Diminished susceptibility to proteolysis after protein modification by the lipid peroxidation product malondialdehyde: inhibitory role for crosslinked and noncrosslinked adducted proteins.

The lipid peroxidation product malondialdehyde forms adducts with proteins that are detected during routine assays for protein carbonylation. To test whether this damage alters the susceptibility of a protein to proteolysis, we treated bovine serum albumin with various concentrations of malondialdehyde and examined its susceptibility to digestion by alpha-chymotrypsin. In keeping with findings concerning the consequences of protein damage by other carbonyl products of lipid peroxidation, we found that malondialdehyde-modified protein was resistant to proteolysis.
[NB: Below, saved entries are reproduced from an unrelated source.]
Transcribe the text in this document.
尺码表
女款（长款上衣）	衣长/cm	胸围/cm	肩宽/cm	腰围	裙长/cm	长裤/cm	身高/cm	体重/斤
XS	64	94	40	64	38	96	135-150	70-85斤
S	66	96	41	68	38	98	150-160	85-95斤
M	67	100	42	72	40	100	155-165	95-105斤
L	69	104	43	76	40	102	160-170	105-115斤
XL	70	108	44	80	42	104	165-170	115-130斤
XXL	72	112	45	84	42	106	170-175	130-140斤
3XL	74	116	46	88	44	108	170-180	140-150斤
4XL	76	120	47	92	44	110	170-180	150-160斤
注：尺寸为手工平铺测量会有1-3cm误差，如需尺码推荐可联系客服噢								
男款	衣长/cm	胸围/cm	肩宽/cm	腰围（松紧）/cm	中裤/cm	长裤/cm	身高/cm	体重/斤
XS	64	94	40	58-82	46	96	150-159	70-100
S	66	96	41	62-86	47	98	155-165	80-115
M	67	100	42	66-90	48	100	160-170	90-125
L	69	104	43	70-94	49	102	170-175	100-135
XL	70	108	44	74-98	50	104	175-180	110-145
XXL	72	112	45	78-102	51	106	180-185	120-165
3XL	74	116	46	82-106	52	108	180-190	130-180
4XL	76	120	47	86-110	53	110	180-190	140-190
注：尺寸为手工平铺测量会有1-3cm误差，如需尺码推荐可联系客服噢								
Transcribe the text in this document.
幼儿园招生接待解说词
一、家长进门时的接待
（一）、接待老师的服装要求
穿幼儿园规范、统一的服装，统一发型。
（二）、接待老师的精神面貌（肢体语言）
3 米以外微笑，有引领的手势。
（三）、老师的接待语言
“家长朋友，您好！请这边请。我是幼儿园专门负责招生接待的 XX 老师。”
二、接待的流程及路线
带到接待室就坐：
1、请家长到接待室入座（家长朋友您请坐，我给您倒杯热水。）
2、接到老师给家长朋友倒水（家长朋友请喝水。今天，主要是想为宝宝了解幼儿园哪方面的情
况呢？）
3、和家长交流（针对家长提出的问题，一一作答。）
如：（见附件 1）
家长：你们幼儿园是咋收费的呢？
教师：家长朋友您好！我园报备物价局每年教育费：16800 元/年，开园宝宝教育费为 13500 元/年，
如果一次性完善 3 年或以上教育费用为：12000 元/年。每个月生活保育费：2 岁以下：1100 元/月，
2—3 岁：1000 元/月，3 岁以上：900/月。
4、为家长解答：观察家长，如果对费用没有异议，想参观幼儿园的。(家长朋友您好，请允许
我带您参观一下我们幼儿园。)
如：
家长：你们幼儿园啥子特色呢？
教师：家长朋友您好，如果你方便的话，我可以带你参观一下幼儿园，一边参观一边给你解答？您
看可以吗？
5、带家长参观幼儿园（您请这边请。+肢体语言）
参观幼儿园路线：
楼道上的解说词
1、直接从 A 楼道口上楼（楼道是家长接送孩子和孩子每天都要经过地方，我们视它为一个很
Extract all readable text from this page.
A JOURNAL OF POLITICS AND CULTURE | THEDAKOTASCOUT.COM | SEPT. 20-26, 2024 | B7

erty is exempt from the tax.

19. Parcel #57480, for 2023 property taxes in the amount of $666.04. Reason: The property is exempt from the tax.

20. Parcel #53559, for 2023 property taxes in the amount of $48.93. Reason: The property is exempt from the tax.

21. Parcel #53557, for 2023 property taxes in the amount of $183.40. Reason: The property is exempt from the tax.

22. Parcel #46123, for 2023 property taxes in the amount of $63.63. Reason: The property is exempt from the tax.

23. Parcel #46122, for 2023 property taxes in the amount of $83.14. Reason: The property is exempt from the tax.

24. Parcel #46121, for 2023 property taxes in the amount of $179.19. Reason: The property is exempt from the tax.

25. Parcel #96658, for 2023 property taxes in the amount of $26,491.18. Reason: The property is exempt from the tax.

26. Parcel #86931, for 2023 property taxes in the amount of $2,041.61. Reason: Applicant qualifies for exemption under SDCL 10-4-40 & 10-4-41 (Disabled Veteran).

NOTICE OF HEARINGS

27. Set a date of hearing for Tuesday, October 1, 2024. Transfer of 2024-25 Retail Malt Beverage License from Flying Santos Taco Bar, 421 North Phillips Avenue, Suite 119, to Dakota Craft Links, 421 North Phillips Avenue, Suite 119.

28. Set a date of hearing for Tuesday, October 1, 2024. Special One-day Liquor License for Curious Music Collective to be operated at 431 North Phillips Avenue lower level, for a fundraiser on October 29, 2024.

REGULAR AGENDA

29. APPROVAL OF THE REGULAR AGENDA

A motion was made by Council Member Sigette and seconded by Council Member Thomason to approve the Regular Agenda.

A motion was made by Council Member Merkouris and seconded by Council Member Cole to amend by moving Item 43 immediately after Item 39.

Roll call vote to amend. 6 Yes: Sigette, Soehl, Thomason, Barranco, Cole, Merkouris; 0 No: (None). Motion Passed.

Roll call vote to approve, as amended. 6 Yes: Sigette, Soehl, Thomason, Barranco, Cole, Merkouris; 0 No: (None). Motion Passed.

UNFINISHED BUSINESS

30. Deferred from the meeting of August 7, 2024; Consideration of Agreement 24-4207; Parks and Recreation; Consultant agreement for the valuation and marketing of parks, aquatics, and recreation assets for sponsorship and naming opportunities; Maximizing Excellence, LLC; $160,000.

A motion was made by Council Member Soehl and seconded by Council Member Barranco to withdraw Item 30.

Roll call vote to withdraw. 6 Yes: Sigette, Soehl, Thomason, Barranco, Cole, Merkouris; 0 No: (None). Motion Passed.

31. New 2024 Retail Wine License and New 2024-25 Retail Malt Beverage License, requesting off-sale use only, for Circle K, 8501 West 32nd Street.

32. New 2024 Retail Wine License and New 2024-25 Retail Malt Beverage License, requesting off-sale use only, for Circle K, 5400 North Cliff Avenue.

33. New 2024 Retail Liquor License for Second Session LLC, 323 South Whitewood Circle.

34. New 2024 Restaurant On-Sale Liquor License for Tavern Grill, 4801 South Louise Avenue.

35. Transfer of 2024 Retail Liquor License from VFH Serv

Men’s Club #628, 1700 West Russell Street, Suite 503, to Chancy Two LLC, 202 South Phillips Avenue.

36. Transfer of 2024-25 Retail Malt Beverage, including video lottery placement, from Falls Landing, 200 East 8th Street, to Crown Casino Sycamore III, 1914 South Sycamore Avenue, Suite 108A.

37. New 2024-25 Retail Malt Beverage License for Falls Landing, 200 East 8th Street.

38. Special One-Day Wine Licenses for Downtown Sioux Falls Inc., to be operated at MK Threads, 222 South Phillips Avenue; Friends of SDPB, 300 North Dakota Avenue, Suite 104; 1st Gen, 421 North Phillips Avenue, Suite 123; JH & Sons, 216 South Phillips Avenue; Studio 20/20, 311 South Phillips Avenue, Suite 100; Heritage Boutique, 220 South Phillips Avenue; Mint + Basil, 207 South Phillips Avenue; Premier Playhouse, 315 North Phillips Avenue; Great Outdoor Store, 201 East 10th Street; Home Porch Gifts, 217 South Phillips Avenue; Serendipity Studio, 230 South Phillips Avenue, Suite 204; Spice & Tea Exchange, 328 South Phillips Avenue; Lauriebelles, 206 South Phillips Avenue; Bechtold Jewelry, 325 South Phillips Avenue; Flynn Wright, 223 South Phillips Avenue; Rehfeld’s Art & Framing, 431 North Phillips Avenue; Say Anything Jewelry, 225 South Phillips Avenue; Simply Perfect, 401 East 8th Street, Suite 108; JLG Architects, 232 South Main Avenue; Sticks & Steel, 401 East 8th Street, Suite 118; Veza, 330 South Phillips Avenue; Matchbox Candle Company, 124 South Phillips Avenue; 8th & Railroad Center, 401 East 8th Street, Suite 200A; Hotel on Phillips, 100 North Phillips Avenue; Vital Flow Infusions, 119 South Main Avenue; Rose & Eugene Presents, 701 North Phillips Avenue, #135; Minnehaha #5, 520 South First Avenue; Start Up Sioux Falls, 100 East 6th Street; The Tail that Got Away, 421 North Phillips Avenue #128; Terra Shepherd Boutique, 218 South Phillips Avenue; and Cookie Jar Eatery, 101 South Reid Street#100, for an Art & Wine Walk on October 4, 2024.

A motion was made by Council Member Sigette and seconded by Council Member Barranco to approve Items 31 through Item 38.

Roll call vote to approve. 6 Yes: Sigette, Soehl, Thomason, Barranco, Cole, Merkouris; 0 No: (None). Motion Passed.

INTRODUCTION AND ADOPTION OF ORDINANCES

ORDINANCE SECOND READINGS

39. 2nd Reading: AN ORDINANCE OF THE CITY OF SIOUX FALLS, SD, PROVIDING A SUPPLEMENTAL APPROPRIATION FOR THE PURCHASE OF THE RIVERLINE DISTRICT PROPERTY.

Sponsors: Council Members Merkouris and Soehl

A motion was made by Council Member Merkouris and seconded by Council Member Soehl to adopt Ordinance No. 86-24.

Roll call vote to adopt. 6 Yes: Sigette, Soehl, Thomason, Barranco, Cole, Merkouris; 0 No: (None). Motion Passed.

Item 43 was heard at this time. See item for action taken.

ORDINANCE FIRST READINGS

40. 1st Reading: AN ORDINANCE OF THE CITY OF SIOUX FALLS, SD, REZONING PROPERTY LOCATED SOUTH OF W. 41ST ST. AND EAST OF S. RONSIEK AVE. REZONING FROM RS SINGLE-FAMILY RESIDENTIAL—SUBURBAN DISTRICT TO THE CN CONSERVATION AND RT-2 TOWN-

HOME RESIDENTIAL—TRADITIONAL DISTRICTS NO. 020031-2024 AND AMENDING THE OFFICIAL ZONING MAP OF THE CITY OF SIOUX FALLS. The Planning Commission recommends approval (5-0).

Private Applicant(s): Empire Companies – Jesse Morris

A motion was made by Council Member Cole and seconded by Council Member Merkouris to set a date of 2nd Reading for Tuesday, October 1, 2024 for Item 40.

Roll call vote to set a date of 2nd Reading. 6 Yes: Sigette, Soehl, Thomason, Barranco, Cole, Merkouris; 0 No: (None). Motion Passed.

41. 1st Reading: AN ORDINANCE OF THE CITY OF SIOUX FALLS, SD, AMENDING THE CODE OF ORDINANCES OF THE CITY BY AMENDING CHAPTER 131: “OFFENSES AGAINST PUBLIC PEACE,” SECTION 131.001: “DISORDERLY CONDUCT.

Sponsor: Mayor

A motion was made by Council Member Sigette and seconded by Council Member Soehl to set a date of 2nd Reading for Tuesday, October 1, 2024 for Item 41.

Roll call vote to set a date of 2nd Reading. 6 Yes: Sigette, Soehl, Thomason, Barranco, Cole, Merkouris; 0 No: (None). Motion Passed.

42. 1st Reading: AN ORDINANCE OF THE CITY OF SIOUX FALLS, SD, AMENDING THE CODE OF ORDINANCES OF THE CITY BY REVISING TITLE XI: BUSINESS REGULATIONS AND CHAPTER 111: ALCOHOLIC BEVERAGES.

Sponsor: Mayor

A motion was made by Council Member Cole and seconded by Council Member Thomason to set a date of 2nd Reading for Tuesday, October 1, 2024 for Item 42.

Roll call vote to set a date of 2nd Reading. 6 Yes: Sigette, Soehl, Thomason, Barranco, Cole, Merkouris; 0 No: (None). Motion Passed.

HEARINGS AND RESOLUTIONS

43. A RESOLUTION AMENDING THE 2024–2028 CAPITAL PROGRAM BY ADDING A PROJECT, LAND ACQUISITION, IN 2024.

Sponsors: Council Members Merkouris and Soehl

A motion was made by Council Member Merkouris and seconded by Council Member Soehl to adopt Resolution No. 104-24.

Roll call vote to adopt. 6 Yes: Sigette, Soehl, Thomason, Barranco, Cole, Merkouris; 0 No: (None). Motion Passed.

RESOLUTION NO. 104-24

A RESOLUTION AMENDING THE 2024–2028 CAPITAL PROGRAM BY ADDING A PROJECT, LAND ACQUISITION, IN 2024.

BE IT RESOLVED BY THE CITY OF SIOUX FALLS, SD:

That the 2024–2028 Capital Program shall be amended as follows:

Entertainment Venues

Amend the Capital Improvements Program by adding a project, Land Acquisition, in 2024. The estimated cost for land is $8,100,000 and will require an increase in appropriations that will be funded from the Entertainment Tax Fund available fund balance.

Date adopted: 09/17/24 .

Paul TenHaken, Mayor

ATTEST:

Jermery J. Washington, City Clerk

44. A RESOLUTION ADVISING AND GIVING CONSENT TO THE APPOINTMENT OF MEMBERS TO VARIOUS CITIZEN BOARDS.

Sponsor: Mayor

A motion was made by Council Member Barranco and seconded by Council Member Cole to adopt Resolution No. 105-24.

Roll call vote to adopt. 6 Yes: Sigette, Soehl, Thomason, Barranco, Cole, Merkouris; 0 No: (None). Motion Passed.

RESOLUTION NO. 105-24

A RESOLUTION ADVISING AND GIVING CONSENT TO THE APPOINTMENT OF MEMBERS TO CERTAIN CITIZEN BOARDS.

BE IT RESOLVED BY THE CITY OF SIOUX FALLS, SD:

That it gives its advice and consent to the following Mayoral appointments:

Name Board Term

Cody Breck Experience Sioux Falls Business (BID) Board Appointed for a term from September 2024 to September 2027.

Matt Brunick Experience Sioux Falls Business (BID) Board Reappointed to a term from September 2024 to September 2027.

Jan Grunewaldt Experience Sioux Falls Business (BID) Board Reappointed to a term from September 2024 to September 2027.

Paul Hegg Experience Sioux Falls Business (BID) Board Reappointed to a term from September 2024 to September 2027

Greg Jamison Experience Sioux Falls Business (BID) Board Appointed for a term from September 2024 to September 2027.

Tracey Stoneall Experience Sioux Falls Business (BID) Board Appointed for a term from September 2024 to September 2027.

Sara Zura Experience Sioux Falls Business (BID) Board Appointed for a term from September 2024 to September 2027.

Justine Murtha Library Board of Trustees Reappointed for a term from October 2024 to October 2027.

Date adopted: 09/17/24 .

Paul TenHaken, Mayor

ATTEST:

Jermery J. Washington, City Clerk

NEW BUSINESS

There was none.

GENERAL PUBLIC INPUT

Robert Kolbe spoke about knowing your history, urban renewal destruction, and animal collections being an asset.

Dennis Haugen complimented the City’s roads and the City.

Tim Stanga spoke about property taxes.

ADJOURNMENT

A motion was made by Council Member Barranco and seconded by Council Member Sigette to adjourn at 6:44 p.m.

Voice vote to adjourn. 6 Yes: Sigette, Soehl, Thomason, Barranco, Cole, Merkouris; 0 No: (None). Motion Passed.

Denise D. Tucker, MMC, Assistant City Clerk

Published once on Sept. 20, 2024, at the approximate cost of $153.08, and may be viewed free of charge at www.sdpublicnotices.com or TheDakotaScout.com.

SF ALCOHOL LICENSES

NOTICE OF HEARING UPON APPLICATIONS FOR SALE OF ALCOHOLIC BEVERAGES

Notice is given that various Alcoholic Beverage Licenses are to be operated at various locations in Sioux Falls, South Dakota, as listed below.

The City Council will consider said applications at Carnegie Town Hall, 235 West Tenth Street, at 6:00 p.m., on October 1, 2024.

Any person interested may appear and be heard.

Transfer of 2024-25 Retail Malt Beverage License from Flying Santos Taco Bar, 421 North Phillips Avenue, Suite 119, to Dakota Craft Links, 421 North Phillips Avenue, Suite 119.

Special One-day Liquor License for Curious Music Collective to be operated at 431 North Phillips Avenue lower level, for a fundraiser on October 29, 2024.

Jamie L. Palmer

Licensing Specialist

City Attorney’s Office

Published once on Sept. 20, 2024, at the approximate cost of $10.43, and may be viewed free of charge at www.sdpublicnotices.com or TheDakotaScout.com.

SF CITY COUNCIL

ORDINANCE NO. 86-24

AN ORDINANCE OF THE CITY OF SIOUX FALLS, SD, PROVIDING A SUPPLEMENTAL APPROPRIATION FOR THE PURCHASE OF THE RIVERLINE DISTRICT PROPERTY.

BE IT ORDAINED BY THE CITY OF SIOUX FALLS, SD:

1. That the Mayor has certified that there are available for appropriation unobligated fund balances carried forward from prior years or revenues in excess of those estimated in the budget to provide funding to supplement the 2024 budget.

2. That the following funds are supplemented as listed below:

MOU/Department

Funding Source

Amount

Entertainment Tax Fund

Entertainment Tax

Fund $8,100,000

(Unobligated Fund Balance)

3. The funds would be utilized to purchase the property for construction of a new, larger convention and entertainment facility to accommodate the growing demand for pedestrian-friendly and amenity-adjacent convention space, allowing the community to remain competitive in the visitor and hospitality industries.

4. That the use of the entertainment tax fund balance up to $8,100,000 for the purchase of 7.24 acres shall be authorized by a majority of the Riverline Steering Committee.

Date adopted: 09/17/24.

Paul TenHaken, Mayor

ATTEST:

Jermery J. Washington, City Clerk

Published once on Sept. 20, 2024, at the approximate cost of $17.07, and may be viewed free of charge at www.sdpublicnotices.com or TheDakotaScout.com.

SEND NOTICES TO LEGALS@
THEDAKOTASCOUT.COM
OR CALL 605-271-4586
Since significant protein crosslinking occurred during modification with malondialdehyde, we investigated the possibility that crosslinked proteins were acting as proteolytic inhibitors. Malondialdehyde-modified proteins were resolved into crosslinked and noncrosslinked forms and the effectiveness of both species as proteolytic antagonists was examined. While both forms of malondialdehyde-adducted proteins were more potent proteolytic inhibitors than unmodified albumin, there were no significant differences in inhibitory potency between crosslinked and noncrosslinked proteins. Our findings suggest that malondialdehyde-modification produces protease-resistant proteins without an obligatory role for crosslinking.